In ottobre la 7ª e la 23ª Divisione furono trasferite nella zona del Piave in preparazione della battaglia di Vittorio Veneto, pianificata dagli italiani per rompere il collegamento tra i gruppi nemici dell’Isonzo e dell’Armata della Montagna. Come preliminare gli inglesi dovevano catturare l’isola di Papadopoli sul Piave con un’operazione di piccole imbarcazioni iniziata la notte del 23/24 ottobre. Questo permise la costruzione di due ponti a cavalletto per l’attraversamento di Papadopoli entro la notte del 26/27 ottobre. Il giorno seguente le due divisioni britanniche conquistarono la riva est del Piave come guardia laterale destra al principale attraversamento italiano a monte, ma poiché il fiume salì inaspettatamente questo attraversamento principale fu ritardato, obbligando la 7a e la 23a divisione ad agire come punta di lancia.
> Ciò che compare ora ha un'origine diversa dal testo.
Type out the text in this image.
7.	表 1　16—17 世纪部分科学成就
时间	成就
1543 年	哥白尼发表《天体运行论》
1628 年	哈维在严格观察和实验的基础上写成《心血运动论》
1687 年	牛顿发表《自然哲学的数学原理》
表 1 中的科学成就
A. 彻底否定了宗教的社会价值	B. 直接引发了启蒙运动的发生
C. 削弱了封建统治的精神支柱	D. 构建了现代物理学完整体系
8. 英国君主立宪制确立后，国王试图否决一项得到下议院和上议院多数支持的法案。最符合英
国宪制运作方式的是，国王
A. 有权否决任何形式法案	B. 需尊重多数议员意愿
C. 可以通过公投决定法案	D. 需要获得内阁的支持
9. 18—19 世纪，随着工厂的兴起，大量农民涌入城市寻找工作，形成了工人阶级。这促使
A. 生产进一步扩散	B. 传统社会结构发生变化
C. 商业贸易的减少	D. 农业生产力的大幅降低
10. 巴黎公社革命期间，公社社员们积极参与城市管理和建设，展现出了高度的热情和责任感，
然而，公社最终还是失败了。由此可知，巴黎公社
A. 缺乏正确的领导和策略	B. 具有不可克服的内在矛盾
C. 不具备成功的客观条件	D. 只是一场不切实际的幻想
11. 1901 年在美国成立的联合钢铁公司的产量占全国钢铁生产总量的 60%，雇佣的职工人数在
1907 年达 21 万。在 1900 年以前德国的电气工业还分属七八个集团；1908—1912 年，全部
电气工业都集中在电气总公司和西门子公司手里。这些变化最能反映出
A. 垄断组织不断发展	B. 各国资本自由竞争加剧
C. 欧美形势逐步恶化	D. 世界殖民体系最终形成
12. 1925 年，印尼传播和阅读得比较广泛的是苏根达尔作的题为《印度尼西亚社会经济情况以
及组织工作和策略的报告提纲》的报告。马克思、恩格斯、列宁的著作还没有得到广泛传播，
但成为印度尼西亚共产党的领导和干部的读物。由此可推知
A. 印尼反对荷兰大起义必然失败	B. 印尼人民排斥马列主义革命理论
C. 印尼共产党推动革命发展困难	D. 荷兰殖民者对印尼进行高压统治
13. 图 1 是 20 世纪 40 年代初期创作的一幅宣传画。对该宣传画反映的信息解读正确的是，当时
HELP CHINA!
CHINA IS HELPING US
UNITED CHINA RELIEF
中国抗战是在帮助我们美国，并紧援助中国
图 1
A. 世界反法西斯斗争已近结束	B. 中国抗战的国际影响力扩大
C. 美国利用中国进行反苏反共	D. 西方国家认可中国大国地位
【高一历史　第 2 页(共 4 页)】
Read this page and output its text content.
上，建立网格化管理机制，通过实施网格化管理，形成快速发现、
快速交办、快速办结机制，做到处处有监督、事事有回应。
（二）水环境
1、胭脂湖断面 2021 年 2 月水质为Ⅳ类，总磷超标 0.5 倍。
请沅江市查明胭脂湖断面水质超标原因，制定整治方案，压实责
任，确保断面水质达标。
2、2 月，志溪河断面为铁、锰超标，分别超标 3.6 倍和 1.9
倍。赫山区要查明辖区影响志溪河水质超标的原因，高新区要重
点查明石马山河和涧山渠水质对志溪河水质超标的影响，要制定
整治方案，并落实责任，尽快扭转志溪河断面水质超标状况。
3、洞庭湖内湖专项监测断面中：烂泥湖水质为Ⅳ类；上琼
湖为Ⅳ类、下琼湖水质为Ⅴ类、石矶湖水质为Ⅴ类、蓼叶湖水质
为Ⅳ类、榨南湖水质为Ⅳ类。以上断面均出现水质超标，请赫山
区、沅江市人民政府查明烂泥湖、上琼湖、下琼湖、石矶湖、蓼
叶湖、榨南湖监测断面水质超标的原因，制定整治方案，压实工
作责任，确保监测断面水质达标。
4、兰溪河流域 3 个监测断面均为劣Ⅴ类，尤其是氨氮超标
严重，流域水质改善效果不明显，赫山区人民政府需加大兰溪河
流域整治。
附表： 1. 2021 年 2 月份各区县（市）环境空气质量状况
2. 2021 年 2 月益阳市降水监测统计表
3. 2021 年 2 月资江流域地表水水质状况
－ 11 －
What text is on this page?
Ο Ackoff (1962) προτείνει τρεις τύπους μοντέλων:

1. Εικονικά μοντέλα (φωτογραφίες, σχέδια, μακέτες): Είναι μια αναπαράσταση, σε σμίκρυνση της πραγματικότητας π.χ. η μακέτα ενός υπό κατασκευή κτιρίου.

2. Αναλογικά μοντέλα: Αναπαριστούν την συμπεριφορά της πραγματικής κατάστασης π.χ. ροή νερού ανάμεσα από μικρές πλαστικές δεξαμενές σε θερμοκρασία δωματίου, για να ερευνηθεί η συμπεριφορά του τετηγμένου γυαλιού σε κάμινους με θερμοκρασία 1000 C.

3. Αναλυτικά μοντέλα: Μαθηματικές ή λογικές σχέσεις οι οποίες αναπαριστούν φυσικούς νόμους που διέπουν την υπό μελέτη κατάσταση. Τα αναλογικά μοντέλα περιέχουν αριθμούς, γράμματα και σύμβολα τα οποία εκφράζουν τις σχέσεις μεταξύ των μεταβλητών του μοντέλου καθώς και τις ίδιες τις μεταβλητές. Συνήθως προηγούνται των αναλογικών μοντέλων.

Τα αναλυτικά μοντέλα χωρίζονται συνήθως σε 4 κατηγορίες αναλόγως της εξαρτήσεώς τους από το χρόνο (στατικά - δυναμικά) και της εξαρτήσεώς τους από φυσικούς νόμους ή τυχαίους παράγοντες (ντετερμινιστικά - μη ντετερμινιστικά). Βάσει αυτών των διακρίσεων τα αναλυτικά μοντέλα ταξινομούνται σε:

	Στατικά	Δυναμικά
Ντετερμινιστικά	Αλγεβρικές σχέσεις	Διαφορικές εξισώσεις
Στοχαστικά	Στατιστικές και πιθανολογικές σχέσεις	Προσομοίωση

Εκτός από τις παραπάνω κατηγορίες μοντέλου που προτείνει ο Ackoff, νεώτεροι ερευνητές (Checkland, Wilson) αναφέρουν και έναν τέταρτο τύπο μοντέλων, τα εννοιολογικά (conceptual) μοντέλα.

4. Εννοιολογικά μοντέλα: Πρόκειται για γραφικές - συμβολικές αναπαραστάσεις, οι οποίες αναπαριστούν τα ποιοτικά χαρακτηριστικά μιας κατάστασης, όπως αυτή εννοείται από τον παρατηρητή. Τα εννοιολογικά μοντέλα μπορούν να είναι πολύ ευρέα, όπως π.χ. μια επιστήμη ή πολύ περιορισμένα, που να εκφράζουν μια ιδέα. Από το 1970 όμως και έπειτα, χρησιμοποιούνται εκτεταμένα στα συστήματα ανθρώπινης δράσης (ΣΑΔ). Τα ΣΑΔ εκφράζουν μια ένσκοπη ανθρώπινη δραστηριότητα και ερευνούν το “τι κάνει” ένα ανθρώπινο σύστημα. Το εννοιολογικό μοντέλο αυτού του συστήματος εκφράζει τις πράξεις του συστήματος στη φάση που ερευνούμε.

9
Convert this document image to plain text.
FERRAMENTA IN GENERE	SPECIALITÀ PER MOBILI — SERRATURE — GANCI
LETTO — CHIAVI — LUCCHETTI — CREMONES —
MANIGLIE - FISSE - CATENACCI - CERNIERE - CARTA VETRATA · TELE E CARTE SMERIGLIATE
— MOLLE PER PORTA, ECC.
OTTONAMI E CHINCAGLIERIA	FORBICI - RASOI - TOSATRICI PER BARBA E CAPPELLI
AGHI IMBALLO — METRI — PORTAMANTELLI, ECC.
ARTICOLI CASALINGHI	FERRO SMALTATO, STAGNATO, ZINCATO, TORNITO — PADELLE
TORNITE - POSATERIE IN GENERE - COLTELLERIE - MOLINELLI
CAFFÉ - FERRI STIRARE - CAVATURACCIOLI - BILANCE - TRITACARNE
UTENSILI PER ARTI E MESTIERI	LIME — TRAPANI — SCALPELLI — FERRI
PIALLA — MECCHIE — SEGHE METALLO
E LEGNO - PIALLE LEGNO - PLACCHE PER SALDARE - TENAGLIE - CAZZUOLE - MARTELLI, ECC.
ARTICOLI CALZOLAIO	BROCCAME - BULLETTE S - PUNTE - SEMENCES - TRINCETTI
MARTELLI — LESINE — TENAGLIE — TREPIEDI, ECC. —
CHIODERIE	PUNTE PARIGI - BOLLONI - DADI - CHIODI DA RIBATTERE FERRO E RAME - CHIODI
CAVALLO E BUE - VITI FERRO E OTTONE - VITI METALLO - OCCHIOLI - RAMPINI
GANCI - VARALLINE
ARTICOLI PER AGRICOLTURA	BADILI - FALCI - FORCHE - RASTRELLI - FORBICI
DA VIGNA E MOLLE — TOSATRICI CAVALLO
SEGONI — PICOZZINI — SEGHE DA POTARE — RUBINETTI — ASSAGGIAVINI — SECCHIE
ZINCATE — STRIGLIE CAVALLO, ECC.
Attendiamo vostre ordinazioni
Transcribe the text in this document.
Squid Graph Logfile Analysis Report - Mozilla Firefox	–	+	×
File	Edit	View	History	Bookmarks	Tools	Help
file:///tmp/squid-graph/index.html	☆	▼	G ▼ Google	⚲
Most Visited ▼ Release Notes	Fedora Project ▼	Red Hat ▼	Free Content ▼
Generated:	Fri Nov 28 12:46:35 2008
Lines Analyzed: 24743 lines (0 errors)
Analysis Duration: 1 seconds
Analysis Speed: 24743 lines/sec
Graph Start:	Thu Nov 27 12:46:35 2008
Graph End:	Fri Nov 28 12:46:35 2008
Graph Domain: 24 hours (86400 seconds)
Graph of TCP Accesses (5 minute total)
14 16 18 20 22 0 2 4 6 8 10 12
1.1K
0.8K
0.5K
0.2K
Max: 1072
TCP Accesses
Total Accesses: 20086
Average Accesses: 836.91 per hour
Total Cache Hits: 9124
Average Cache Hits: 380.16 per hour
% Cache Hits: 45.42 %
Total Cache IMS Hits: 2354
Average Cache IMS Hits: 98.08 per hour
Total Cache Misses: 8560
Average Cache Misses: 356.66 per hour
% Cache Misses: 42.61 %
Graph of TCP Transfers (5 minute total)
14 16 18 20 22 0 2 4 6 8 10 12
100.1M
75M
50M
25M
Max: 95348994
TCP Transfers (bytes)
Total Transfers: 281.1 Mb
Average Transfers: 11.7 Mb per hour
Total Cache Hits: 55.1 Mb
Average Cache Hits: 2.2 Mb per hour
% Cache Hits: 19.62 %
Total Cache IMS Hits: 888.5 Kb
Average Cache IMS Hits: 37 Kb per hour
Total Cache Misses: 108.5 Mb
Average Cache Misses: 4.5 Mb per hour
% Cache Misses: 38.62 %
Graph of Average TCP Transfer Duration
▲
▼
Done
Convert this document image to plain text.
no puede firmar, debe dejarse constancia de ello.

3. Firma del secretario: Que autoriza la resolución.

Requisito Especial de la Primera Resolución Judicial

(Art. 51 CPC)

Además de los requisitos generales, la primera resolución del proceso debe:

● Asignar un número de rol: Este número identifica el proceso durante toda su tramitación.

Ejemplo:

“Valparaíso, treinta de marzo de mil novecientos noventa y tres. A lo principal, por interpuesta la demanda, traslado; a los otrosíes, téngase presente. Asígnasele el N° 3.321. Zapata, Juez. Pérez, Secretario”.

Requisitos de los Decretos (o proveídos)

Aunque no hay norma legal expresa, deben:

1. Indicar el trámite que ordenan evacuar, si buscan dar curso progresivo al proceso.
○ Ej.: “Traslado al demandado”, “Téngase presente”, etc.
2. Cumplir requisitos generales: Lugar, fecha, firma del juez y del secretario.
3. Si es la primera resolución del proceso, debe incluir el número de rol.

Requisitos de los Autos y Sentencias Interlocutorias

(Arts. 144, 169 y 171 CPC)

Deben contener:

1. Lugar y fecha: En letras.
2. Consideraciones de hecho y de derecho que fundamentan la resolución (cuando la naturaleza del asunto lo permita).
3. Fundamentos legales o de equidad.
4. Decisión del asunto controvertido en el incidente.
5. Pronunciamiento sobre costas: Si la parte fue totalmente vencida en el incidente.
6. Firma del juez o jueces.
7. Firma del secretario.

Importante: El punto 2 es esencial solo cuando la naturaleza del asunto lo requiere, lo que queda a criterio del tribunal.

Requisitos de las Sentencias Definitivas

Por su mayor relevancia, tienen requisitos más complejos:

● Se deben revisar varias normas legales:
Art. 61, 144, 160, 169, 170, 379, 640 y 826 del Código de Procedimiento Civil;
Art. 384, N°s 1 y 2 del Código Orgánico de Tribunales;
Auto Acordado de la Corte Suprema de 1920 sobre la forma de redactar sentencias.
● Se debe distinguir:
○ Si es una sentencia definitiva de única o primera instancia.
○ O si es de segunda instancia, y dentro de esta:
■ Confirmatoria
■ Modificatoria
Ciò avvenne con successo e le armate austro-ungariche dell’Isonzo iniziarono a ritirarsi verso est il 28 ottobre, ostacolate dalla RAF. Nonostante le condizioni molto difficili, gli avanzati alleati avevano inseguito gli austro-ungarici oltre il Tagliamento quando fu concordato l’armistizio il 4 novembre.

La 48a Divisione, ordinata di mantenere la pressione sul nemico ad Asiago, scoprì il 1 novembre che si stava ritirando e quindi organizzò rapidamente uno sfondamento della “Winterstellung” e un inseguimento su per la Val d’Assa. Avanzarono per quaranta miglia in tre giorni nel territorio delle potenze centrali prima di fermarsi per permettere ai loro alleati italiani di prendere il premio simbolico della città di Trento prima dell’armistizio.

L’eredità

Ironicamente l’insistenza del presidente Wilson sul rispetto delle aspirazioni nazionali delle minoranze impedì alla Gran Bretagna di onorare a Versailles la promessa fatta all’inizio del 1915 di sostenere le richieste italiane su Trieste. Gli italiani si sentirono traditi e i loro sacrifici ignorati, e così divennero ricettivi alle lusinghe del fascismo.